Le REDHO met en avant les difficultés d’isolement des détenus atteints de conjonctivite en raison de la surpopulation carcérale. Cette situation critique met en lumière les défis majeurs auxquels est confronté le système carcéral de la région, en particulier en ce qui concerne la santé des détenus.
La rapidité avec laquelle l’épidémie se propage dans la prison suscite également des préoccupations quant à une éventuelle contamination de toute la ville de Butembo. Les autorités locales sont donc appelées à agir de manière urgente pour contenir la maladie et éviter une propagation à grande échelle.
En parallèle, les sources administratives de la prison ont signalé que l’établissement accueille actuellement plus de 1200 pensionnaires, dépassant ainsi largement sa capacité d’accueil.

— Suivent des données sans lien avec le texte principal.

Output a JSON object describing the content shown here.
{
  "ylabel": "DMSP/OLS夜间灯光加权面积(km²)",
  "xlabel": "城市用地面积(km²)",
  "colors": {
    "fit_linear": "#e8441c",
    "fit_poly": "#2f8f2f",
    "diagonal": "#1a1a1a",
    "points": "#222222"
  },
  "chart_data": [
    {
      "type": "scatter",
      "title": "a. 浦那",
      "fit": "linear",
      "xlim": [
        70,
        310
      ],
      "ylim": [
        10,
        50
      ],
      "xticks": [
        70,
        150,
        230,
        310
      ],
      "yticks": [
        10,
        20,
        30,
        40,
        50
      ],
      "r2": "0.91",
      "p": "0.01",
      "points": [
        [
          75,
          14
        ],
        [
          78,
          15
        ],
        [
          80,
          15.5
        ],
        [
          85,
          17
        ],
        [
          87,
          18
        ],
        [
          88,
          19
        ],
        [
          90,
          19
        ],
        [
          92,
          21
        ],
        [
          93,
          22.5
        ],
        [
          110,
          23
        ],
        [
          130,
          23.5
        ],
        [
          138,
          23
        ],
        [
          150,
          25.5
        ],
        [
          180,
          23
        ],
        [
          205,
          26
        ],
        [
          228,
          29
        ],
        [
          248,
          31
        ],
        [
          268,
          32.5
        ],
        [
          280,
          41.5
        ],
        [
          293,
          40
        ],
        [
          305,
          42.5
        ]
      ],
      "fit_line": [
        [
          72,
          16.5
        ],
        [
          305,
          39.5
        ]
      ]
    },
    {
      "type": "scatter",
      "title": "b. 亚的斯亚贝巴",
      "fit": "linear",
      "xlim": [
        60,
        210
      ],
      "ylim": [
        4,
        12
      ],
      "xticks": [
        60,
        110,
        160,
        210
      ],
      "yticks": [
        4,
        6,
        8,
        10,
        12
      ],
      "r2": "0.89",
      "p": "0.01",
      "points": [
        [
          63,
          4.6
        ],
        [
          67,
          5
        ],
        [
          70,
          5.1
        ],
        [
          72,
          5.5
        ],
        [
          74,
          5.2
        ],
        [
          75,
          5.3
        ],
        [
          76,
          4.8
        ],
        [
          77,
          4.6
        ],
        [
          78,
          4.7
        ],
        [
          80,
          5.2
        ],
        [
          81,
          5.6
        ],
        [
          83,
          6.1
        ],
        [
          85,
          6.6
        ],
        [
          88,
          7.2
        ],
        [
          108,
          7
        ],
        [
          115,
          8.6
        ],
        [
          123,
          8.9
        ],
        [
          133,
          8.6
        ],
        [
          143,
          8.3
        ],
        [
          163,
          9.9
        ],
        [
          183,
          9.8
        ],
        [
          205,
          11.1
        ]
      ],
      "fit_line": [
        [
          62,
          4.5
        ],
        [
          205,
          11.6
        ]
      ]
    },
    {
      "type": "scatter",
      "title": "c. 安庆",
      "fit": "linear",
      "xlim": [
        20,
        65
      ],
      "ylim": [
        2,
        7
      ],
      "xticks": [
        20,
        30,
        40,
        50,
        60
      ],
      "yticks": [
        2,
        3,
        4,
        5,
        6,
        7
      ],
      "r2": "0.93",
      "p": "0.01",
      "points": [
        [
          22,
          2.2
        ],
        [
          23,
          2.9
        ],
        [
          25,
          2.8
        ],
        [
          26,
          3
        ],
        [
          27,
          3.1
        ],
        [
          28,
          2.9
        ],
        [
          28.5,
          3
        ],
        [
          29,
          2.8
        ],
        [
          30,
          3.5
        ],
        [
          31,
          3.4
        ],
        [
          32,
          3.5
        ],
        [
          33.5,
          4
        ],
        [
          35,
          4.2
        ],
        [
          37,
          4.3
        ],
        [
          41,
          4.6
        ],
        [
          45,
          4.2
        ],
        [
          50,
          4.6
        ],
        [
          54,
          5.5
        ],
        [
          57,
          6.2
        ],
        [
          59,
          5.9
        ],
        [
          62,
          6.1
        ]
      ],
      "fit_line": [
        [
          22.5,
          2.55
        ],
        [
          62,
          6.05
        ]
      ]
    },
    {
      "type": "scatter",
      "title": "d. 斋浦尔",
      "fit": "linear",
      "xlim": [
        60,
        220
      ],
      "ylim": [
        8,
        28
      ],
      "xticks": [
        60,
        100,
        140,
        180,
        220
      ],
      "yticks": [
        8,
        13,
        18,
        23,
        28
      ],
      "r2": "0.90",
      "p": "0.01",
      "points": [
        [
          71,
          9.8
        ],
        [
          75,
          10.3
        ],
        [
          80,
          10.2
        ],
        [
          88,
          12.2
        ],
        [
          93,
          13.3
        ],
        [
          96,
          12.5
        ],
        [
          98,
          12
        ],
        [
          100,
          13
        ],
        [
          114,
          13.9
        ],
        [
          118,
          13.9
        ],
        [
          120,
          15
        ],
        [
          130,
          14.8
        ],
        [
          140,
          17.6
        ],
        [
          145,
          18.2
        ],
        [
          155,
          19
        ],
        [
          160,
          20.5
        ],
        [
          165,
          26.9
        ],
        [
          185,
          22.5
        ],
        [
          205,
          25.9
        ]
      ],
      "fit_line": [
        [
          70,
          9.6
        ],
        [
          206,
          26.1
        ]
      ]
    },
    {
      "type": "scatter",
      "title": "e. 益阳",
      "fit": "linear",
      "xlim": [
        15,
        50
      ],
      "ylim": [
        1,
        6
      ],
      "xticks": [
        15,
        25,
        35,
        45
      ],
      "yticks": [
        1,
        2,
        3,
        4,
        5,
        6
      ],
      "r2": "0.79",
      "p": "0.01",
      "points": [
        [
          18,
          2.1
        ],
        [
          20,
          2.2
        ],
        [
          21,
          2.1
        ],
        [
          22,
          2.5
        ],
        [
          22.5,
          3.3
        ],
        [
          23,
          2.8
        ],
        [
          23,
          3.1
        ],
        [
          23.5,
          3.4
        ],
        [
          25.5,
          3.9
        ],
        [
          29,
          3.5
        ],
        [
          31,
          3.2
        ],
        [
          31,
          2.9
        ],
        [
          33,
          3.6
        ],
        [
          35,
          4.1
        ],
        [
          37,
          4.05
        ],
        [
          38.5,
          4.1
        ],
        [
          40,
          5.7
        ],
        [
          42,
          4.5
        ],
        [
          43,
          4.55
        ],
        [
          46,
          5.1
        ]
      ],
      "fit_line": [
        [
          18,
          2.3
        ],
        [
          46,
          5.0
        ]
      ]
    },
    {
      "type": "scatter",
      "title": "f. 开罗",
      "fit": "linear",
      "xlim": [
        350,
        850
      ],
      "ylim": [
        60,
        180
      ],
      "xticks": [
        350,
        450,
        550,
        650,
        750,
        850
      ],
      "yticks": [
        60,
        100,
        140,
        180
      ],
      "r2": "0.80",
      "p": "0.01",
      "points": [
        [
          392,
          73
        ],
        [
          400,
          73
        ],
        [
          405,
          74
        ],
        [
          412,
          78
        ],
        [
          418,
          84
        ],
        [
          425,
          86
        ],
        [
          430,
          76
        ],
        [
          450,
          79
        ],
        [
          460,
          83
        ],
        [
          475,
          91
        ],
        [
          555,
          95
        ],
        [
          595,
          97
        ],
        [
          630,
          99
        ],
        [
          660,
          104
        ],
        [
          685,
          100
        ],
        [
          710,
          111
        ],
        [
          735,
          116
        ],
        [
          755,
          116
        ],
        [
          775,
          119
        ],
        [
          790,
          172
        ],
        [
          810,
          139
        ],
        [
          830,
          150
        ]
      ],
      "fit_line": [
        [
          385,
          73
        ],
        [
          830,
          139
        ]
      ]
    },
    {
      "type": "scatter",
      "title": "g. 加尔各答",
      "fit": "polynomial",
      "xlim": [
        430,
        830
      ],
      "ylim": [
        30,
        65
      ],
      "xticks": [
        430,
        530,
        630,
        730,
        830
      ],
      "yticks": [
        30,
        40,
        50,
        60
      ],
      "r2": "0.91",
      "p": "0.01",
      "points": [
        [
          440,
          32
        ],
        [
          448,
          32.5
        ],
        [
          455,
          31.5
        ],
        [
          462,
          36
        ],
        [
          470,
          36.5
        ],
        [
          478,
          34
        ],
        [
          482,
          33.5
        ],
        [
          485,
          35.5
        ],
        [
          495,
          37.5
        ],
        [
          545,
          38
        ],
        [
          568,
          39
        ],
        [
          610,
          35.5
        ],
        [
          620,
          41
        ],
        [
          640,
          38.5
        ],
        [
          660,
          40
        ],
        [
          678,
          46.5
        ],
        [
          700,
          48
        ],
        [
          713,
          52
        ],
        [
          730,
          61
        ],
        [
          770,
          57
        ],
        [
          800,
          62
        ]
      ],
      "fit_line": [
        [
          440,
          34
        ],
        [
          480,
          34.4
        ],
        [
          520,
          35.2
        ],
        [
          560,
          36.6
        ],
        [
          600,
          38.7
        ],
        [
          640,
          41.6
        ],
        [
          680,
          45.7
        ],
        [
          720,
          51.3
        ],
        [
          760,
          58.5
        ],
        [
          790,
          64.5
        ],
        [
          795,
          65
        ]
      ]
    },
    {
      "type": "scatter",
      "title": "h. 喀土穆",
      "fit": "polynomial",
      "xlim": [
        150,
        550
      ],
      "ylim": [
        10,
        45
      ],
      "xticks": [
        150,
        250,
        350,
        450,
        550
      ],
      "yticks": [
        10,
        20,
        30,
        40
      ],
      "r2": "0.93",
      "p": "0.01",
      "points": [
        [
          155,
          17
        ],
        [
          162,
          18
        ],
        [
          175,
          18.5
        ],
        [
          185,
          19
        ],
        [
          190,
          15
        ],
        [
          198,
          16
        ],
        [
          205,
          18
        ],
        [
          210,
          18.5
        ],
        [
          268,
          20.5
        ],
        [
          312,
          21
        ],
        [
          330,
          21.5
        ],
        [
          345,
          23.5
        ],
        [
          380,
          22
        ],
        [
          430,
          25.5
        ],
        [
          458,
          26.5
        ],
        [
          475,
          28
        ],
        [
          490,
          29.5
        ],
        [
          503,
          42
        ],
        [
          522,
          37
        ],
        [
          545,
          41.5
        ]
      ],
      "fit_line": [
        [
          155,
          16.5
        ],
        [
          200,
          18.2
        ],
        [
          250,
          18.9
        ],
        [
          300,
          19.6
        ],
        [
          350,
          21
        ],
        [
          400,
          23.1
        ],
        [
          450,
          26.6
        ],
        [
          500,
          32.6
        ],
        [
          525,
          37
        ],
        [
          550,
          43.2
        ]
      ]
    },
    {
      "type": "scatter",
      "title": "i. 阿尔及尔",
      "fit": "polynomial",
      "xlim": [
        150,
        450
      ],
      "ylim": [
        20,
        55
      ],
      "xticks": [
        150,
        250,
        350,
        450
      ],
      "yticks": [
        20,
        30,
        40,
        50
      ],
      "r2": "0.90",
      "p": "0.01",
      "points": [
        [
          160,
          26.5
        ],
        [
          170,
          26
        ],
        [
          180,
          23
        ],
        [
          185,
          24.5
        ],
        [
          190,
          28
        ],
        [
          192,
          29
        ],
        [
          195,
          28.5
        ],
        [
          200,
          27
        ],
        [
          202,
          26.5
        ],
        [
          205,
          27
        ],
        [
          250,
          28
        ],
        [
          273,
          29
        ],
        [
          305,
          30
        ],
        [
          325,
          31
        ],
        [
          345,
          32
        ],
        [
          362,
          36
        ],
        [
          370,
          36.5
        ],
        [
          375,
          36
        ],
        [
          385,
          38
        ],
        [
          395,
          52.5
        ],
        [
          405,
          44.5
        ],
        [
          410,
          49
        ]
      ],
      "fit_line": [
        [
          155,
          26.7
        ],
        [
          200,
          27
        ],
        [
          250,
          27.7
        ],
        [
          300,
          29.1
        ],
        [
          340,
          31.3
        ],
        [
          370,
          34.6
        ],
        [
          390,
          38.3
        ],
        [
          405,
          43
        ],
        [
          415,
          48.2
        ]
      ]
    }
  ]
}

Cette surpopulation carcérale est un facteur aggravant dans la gestion des épidémies et soulève des questions sur les conditions de détention et de santé des prisonniers.
Face à cette situation critique, le responsable de la zone de santé de Butembo a assuré que des mesures de riposte sont déjà en cours pour éradiquer cette maladie. Cependant, il est nécessaire que des actions plus larges et concertées soient entreprises pour garantir la santé et le bien-être des détenus, ainsi que la sécurité sanitaire de toute la population de Butembo.